The jury were instructed that ‘In every crime or public offense there must exist a union or joint operation of act and intent. To constitute such criminal intent, it is merely necessary that a person intend to do an act which, if committed, will constitute a crime.’ They were also instructed that ‘Every person who lays, makes offers or accepts any bet or wager * * * is guilty of a crime.’ The jury was therefore adequately instructed on the necessity of finding intent to commit a criminal act.

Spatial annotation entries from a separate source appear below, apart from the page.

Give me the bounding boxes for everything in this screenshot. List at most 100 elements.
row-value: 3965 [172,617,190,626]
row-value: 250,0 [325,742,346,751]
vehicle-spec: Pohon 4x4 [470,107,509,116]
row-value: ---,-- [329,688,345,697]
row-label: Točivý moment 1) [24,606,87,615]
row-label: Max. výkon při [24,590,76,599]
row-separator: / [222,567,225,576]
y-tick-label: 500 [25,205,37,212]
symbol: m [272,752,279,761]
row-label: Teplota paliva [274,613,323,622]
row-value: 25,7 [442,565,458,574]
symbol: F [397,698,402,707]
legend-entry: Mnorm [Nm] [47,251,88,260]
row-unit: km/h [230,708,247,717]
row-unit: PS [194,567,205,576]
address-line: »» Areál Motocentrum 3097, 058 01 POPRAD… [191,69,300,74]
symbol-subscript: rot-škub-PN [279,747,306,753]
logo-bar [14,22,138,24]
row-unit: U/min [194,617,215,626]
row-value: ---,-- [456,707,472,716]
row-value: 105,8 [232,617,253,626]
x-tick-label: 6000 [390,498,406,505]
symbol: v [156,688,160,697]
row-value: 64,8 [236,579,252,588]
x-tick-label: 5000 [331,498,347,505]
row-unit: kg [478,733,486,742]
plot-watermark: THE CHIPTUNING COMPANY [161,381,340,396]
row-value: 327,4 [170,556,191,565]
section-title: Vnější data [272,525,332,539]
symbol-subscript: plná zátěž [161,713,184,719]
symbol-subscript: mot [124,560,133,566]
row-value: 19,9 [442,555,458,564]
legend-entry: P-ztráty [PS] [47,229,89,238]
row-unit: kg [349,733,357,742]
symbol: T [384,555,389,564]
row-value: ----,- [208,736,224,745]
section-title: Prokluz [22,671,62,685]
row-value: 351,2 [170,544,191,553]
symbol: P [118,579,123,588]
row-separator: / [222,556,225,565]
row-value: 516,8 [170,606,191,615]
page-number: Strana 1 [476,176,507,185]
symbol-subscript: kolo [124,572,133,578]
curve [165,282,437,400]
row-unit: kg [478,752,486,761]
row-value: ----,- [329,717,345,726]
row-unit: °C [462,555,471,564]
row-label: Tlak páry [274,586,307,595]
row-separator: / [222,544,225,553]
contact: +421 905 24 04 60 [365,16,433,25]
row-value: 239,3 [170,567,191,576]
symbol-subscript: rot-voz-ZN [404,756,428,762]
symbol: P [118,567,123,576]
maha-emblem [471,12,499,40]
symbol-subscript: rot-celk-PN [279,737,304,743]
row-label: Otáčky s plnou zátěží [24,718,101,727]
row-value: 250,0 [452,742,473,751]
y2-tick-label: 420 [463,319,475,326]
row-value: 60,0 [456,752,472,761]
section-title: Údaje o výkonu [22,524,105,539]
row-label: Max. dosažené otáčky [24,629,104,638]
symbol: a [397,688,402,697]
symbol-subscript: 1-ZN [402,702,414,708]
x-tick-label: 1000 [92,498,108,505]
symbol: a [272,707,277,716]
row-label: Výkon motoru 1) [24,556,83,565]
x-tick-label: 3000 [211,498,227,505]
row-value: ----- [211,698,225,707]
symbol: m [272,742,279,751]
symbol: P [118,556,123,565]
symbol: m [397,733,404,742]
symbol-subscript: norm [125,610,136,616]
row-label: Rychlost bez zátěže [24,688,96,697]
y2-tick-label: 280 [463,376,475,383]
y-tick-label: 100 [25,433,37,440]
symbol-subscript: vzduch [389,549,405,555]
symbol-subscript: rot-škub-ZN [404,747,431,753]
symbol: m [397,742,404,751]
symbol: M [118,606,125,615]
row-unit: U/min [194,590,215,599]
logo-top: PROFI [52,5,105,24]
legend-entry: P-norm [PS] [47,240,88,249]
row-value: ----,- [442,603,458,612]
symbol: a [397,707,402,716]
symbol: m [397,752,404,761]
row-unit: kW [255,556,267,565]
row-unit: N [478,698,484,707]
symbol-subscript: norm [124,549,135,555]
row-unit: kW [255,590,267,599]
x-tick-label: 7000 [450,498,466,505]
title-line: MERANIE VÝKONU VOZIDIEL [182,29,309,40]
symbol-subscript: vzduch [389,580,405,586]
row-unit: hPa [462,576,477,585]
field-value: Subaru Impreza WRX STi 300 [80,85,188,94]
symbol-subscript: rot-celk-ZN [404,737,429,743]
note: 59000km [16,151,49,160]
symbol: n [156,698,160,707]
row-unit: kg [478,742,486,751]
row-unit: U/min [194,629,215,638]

Appellant maintains that since the evidence against him was in large part circumstantial, the failure of the trial court on its own motion to instruct in a manner similar to CALJIC 28, that each fact necessary to complete the chain of circumstantial evidence against defendant must be proven beyond a reasonable doubt, was prejudicial error. The jury was instructed, however, that ‘You are not permitted on circumstantial evidence alone to find the Defendant guilty of the crime charged against him, unless the proved circumstances not only are consistent with the hypothesis that the Defendant is guilty of the crime, but are irreconcilable with any other rational conclusion.’ In People v. Candiotto, Cal.App., 272 P.2d 63, cited by appellant, no instruction, such as that quoted above was given on circumstantial evidence. And even though it was held erroneous not to so instruct in that case, it was held not to constitute prejudicial error under the facts therein. People v. Hatchett, 63 Cal.App.2d 144, 146 P.2d 469, a manslaughter case, was reversed for several errors committed at the trial, one of them being failure to give an instruction on circumstantial evidence similar to the one which was given in this case. And see People v. Bender, 27 Cal.2d 164, 163 P.2d 8. And of course, if the evidence is not entirely or chiefly circumstantial, it is not error to fail to instruct on this type of evidence. People v. Ybarra, 127 Cal.App.2d 74, 273 P.2d 284. We feel that the instruction given in this case sufficiently informed the jury of the manner in which they were to consider the circumstantial evidence in the case.

Finally, it is urged that the evidence is insufficient to justify appellant's conviction of violation of subdivision 6 of Section 337a, Penal Code, and that the evidence of the fact that he laid, made, offered or accepted a bet on horse races was merely conjecture. The evidence reviewed earlier herein points convincingly to the fact that appellant was in the business of accepting bets, and it is unnecessary to again review it in detail. Suffice it to say that rocords of bets were found on his person, he had a kind of improvised ‘office’ at the rear of the tavern containing betting paraphernalia, the newspaper in the car at which he had contacted the two men, was opened at the racing page, he remained silent in the face of accusatory statements and asked the officer to give him a break, stating that he wouldn't be bothered with him again. The jury was clearly jutified in concluding that appellant was guilty of a violation of Section 337a, subd. 6, of the Penal Code.

In view of the foregoing, the judgment finds ample support in the record before us and there being no prejudicial error it must be affirmed.

Judgment affirmed.

KAUFMAN, Justice.

NOURSE, P. J., and DOOLING, J., concur.